Zona de Interesse: a normalização da maldade

POR: Maria Luiza Guidugli

Não é preciso ver para se aterrorizar

O holocausto e a crítica ao nazifascismo são temas recorrentes no Cinema, e isso não é, jamais, um problema. As diferentes histórias e analogias dentro destes temas contribui para o pensamento crítico do público, seguindo a ideia de George Santayana que “Aqueles que não podem lembrar o passado estão condenados a repeti-lo”.

Zona de Interesse (2023) é mais um filme sobre nazismo, mas sob uma perspectiva diferente deste período sombrio da História. Nesta obra, dirigida por Jonathan Glazer, acompanhamos uma família de nazistas formada por Rudolf Höss (Christian Friedel), comandante de Auschwitz, sua esposa Hedwig (Sandra Hüller) e seus cinco filhos, que levam uma vida normal apesar de morarem ao lado do campo de concentração de Auschwitz. Apenas um muro os divide dos horrores que eles mesmos apoiam e proporcionam.

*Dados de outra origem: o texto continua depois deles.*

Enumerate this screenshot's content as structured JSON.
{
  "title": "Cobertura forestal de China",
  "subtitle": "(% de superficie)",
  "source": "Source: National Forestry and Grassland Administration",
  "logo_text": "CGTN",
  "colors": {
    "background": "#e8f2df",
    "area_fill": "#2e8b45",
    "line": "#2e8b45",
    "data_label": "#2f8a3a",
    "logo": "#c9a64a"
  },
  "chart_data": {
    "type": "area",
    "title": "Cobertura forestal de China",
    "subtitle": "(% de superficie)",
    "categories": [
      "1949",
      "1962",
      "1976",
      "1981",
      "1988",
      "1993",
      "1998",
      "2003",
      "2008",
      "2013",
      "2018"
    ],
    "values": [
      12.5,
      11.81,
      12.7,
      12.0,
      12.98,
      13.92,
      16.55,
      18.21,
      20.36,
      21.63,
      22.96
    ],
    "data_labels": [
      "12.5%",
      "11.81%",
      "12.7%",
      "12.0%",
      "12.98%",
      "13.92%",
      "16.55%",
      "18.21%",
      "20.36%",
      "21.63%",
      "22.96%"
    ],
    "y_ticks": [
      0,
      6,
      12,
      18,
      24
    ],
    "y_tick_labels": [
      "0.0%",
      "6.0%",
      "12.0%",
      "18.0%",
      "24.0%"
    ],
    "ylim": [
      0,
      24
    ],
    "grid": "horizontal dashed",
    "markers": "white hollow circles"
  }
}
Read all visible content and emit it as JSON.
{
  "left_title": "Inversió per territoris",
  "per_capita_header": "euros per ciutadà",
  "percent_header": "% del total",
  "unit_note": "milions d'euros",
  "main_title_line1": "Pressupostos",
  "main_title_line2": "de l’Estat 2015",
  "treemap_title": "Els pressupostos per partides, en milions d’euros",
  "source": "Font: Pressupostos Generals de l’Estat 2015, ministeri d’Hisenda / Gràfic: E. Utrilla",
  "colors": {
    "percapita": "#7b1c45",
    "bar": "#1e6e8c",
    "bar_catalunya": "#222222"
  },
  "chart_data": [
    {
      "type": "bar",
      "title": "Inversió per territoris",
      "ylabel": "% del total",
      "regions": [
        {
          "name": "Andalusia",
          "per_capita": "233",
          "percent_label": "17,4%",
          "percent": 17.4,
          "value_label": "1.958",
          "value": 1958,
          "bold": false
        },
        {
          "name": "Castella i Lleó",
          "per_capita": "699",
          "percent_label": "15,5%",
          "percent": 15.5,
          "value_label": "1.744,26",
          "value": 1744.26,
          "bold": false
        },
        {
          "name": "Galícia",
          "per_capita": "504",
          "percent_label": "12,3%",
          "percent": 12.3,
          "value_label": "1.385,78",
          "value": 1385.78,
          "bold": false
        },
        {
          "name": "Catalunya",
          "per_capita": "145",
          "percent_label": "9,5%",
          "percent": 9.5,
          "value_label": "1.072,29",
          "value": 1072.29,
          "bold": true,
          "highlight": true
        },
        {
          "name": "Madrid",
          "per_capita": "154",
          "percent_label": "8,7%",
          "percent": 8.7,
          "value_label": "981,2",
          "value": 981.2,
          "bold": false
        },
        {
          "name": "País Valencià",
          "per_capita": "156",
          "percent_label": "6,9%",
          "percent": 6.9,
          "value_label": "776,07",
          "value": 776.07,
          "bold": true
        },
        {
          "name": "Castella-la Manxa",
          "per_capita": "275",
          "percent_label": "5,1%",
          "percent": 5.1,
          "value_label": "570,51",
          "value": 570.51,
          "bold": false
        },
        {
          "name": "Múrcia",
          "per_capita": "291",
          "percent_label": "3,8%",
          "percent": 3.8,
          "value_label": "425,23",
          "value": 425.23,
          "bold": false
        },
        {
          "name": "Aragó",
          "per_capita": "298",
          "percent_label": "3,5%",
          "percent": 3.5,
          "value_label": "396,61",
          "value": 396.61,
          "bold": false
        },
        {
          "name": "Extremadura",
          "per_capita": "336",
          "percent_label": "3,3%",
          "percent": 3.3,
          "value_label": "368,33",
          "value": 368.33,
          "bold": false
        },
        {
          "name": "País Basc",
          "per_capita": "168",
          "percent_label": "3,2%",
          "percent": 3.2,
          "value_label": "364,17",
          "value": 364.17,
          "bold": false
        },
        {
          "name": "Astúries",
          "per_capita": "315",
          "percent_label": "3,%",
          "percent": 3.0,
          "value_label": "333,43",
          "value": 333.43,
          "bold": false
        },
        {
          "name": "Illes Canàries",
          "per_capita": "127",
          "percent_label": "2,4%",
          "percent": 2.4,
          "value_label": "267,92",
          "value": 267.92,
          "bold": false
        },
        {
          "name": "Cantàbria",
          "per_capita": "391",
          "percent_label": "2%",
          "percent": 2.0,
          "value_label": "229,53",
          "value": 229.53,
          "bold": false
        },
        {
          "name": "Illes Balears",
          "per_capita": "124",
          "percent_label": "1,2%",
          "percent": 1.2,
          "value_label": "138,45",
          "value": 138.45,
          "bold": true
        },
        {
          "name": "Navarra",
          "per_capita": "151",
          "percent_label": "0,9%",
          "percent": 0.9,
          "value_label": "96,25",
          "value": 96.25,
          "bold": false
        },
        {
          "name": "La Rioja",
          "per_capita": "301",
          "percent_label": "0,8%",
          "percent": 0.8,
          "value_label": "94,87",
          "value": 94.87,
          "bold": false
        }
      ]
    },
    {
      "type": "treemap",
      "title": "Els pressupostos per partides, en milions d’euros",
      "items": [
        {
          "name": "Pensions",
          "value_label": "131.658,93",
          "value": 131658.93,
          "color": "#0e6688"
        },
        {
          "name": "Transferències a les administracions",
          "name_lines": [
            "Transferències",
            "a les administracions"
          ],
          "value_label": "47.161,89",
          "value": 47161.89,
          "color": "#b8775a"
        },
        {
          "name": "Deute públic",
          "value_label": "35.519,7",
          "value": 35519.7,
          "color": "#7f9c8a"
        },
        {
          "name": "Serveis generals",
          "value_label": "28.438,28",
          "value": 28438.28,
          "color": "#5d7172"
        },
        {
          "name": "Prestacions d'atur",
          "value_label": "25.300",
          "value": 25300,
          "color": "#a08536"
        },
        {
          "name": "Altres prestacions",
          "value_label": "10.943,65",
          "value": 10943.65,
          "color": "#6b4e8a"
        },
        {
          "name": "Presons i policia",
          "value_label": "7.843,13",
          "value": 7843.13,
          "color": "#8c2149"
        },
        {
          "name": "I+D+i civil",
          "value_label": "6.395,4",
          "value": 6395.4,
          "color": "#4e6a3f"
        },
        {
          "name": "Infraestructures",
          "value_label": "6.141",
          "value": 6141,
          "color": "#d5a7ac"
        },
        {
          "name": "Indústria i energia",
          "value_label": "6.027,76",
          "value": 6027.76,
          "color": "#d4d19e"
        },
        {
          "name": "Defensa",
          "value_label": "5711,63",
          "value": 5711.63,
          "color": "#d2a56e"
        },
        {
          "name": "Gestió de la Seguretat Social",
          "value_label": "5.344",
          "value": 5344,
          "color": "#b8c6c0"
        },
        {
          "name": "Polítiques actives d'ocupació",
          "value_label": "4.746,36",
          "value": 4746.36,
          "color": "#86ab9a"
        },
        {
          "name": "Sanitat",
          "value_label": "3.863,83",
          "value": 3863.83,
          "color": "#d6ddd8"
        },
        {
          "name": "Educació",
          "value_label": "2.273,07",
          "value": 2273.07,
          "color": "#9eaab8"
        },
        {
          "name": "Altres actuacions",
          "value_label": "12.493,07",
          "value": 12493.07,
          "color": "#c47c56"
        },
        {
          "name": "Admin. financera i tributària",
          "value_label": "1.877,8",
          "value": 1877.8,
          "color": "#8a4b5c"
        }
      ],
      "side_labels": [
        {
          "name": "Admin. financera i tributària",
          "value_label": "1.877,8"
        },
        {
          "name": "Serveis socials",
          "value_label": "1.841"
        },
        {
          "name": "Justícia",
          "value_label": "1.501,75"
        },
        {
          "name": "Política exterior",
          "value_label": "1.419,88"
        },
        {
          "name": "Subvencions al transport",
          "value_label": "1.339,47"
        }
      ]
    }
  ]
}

O filme possui um ritmo lento, o que casa muito bem com o dia-a-dia estranhamente tranquilo dos moradores da casa. Planos longos nos mostram as crianças brincando, os empregados trabalhando, Hedwig cuidando do quintal cheio de flores. Além disso, os planos são bem abertos, praticamente todos dos tipos plano geral e plano conjunto, como se estivéssemos testemunhando os acontecimentos, sem poder fazer nada a respeito.

Não vemos a violência acontecer, mas a escutamos perfeitamente. Em nenhum momento somos apresentados visualmente aos mandos do comandante Höss, mas sempre é possível escutar tiros, gritos e ordens sendo dadas do outro lado do muro. No único momento do filme em que estamos dentro de Auschwitz, vemos apenas o comandante em primeiro plano lateral, em contra-plongée observando seus mandos. Ele está no controle e o enquadramento e o áudio nos mostram isso muito bem.

A casa se contrapõe com a personalidade e realidade da família. Papéis de parede estampados, mobília em tons claros, jardim amplo e florido transmitem a leveza e normalidade com que as pessoas levam a vida naquela casa. Fofocas sobre casamentos alheios ou escolher roupas que pertenciam a judias aprisionadas do outro lado do muro… É tudo a mesma coisa.

As janelas e portas sempre abertas reforçam a frieza deste estilo de vida. Além de uma iluminação que faz a casa parecer menos aconchegante para o público, mais fria, o que acontece lá fora está visível a todos. Os horrores do holocausto não são escondidos, nem mesmo das crianças, que percebemos ao longo do filme que, mesmo tão novas, já têm medo das vítimas e são indiferentes aos crimes. Está tudo ali para quem quiser ver.

Porém, nem todos na casa aceitam o que acontece em Auschwitz. Ao longo do filme, há momentos em que uma jovem espalha maçãs pelo campo de trabalho, escondendo-as na terra ou entre as ferramentas. A fotografia nesses momentos é sempre em negativo, o que causa estranheza ao espectador. Próximo ao final do filme, vemos que a menina não age sozinha, tendo ajuda de outra empregada da família. As cores são alteradas quando uma das duas está fora da casa, voltando ao normal quando entram novamente na residência, representando que são opostas à família, mas que precisam se “camuflar” naquele ambiente para não serem punidas. A babá do filho mais novo e a mãe de Hedwig também ficam horrorizadas com o que estão presenciando e vão embora da casa.

Zona de Interesse é um filme cru, que nos deixa desconfortáveis a todo o momento. É aterrorizante ver a vida sendo levada normalmente enquanto milhares de pessoas são incineradas, literalmente, do outro lado do muro. E a decisão do diretor de incluir cenas atuais do museu de Auschwitz faz esse desconforto crescer ainda mais, pois ele nos mostra a atrocidade nazista no filme e seus vestígios na vida real. A banalização da maldade é real e não podemos fechar os olhos para ela.